Hackers managed to breach popular software site VSDC that provides free audio and video conversion and editing applications. According to researchers at Chinese security firm Qihoo 360 Total Security, the attackers swapped a few download links on the website for links that actually downloaded malicious software from the hackers' servers.

The legitimate download links were hijacked and changed on three separate days - the first on June 18, the second on July 2 and the third on July 6. However, Qihoo researchers noted the first and third hijacks were on a much larger scale and affected more users.

Three different strains of malware

Users who happened to download the "Free Video Editor" on those days were likely redirected to the hackers' servers and instead received an obfuscated JavaScript file disguised as the VSDC software. This file downloads a PowerShell script that then downloads three different malicious files - a remote access Trojan (RAT), an infostealer and a keylogger.
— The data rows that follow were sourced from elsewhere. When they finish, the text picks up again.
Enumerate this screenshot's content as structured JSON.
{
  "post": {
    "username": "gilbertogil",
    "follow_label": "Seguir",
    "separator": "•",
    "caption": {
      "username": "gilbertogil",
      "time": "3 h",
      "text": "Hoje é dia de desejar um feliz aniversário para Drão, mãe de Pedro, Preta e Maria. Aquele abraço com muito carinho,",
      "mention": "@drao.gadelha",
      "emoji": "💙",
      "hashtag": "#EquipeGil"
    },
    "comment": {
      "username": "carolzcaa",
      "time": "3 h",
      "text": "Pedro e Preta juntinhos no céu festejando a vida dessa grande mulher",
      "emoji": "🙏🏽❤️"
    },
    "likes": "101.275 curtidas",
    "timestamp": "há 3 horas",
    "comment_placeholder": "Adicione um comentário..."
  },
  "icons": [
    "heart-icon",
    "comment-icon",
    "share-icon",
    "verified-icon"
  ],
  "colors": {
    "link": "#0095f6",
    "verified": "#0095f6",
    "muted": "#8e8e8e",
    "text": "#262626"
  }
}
Qihoo researchers described the RAT as a hidden VNC module that gives the attacker control over the infected system. Security researcher MalwareHunter described the RAT as a version of the TVRAT, Bleeping Computer reports.
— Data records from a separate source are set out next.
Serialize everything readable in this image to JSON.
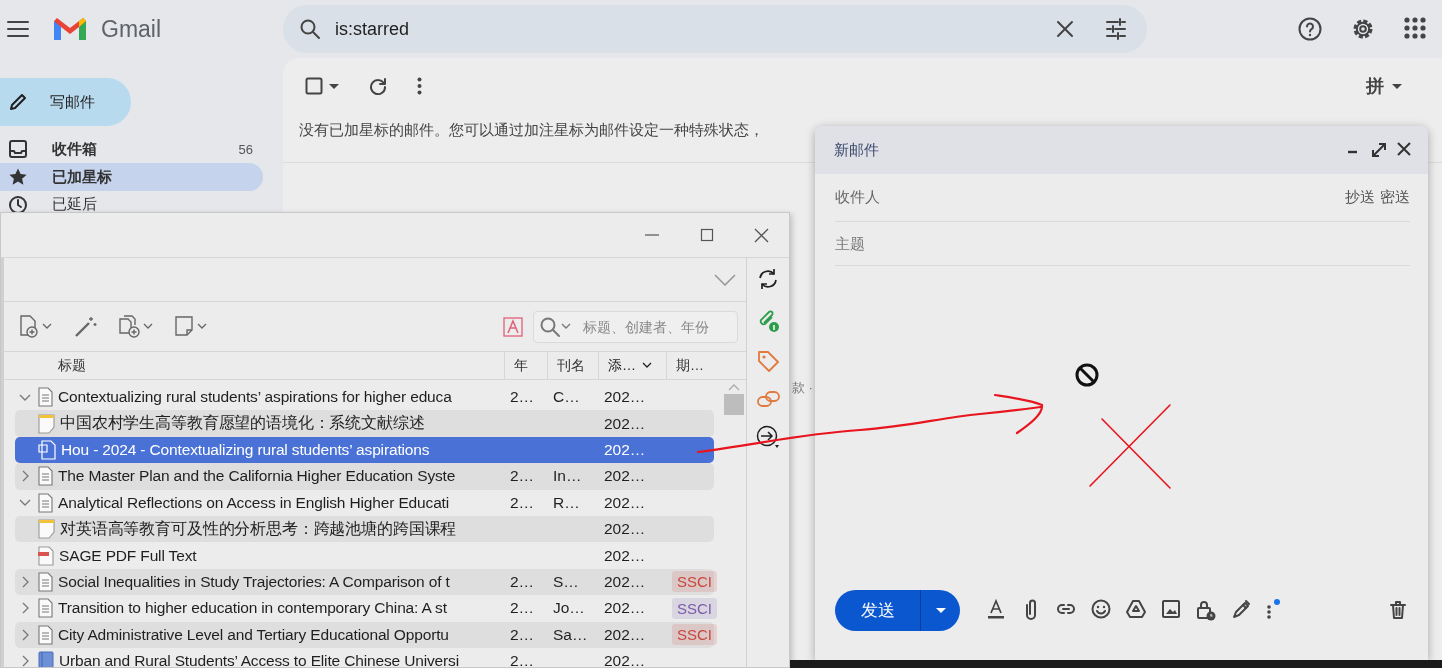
{
  "gmail": {
    "app_name": "Gmail",
    "search": {
      "value": "is:starred"
    },
    "compose_label": "写邮件",
    "nav": [
      {
        "label": "收件箱",
        "count": "56",
        "selected": false
      },
      {
        "label": "已加星标",
        "selected": true
      },
      {
        "label": "已延后",
        "selected": false
      }
    ],
    "input_method": "拼",
    "empty_message": "没有已加星标的邮件。您可以通过加注星标为邮件设定一种特殊状态，",
    "peek_text": "款 ·"
  },
  "zotero": {
    "search": {
      "placeholder": "标题、创建者、年份"
    },
    "columns": [
      {
        "label": "标题",
        "sorted": false
      },
      {
        "label": "年",
        "sorted": false
      },
      {
        "label": "刊名",
        "sorted": false
      },
      {
        "label": "添…",
        "sorted": true
      },
      {
        "label": "期…",
        "sorted": false
      }
    ],
    "rows": [
      {
        "kind": "document",
        "title": "Contextualizing rural students’ aspirations for higher educa",
        "year": "2…",
        "publication": "C…",
        "added": "202…",
        "selected": false,
        "expanded": true,
        "children": [
          {
            "kind": "note",
            "title": "中国农村学生高等教育愿望的语境化：系统文献综述",
            "added": "202…",
            "selected": false
          },
          {
            "kind": "note-file",
            "title": "Hou - 2024 - Contextualizing rural students’ aspirations",
            "added": "202…",
            "selected": true
          }
        ]
      },
      {
        "kind": "document",
        "title": "The Master Plan and the California Higher Education Syste",
        "year": "2…",
        "publication": "In…",
        "added": "202…",
        "selected": false,
        "expanded": false
      },
      {
        "kind": "document",
        "title": "Analytical Reflections on Access in English Higher Educati",
        "year": "2…",
        "publication": "R…",
        "added": "202…",
        "selected": false,
        "expanded": true,
        "children": [
          {
            "kind": "note",
            "title": "对英语高等教育可及性的分析思考：跨越池塘的跨国课程",
            "added": "202…",
            "selected": false
          },
          {
            "kind": "pdf",
            "title": "SAGE PDF Full Text",
            "added": "202…",
            "selected": false
          }
        ]
      },
      {
        "kind": "document",
        "title": "Social Inequalities in Study Trajectories: A Comparison of t",
        "year": "2…",
        "publication": "S…",
        "added": "202…",
        "selected": false,
        "expanded": false,
        "tag": {
          "text": "SSCI",
          "color": "#c9463d"
        }
      },
      {
        "kind": "document",
        "title": "Transition to higher education in contemporary China: A st",
        "year": "2…",
        "publication": "Jo…",
        "added": "202…",
        "selected": false,
        "expanded": false,
        "tag": {
          "text": "SSCI",
          "color": "#7a5ba8"
        }
      },
      {
        "kind": "document",
        "title": "City Administrative Level and Tertiary Educational Opportu",
        "year": "2…",
        "publication": "Sa…",
        "added": "202…",
        "selected": false,
        "expanded": false,
        "tag": {
          "text": "SSCI",
          "color": "#c9463d"
        }
      },
      {
        "kind": "book",
        "title": "Urban and Rural Students’ Access to Elite Chinese Universi",
        "year": "2…",
        "added": "202…",
        "selected": false,
        "expanded": false
      }
    ]
  },
  "compose": {
    "title": "新邮件",
    "to_label": "收件人",
    "cc": "抄送",
    "bcc": "密送",
    "subject_placeholder": "主题",
    "send": "发送"
  }
}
The infostealer is capable of retrieving Telegram account passwords, Skype chats, Steam account passwords, Electrum wallet data and taking screenshots of the victim's system. The harvested data is then uploaded to the attackers' server at system-check[.]xyz.

The last file - a keylogger - collects keystrokes and uploads them to wqaz[.]site.

Threat thwarted

VSDC has confirmed the attack saying an unscheduled audit of its website has been conducted using their own resources and third-party experts. The vulnerabilities have been detected and removed, the firm said.
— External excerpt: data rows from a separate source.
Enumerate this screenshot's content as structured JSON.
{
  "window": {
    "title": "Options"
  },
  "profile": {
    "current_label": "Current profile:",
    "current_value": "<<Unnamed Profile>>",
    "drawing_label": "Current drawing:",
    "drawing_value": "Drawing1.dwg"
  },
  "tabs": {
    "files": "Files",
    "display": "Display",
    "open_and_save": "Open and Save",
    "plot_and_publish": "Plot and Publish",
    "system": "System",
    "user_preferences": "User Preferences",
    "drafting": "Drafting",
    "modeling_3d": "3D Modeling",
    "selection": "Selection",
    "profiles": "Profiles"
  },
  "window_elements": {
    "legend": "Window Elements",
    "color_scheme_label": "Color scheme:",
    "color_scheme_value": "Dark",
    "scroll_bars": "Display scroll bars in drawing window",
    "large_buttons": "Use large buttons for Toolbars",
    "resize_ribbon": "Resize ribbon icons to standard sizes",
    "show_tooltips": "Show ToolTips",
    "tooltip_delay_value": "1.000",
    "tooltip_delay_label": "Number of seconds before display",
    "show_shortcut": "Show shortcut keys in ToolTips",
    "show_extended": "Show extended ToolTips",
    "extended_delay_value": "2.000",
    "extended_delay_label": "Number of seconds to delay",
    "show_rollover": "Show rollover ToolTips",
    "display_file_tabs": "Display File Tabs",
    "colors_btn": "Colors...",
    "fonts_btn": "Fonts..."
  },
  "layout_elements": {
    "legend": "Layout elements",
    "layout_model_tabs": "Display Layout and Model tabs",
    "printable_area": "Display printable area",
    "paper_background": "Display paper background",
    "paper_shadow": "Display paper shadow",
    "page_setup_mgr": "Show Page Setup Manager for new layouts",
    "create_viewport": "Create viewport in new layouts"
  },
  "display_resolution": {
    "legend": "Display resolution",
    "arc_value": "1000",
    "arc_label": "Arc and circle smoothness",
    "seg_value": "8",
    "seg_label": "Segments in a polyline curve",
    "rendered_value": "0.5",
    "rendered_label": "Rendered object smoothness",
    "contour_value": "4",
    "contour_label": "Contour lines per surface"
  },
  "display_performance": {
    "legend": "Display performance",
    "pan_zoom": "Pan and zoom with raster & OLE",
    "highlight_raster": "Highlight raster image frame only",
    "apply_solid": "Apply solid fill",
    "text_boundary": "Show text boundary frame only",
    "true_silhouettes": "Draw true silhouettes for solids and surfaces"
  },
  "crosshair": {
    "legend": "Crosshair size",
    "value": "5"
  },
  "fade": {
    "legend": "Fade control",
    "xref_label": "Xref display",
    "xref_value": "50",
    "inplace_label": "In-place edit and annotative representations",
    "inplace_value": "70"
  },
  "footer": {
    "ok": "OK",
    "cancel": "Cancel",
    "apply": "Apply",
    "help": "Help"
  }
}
The company also noted that the attacks seemed to be traced back to an IP address in Lithuania.

"It’s been revealed that the attackers hacked the administrative part of the site and replaced the links to the distribution file of the program. It is worth mentioning that the distributives themselves were not damaged," VSDC told Bleeping Computer.

"All the source files of the site have been restored, the fake ones have been deleted. All the passwords have been changed. As our experience has shown, 10-12 character passwords made of random characters are not complex enough, so now they have their length and complexity significantly increased."

Two-level authentication has been introduced to the administrative part at the IIS server level and a "special antivirus utility" has been installed on the server that checks all files for validity, they added.

"We’d like to assure all our users that all the required security and prevention measures have been taken and will be regularly updated," VSDC said. "The access to the administrative server part will be regularly checked."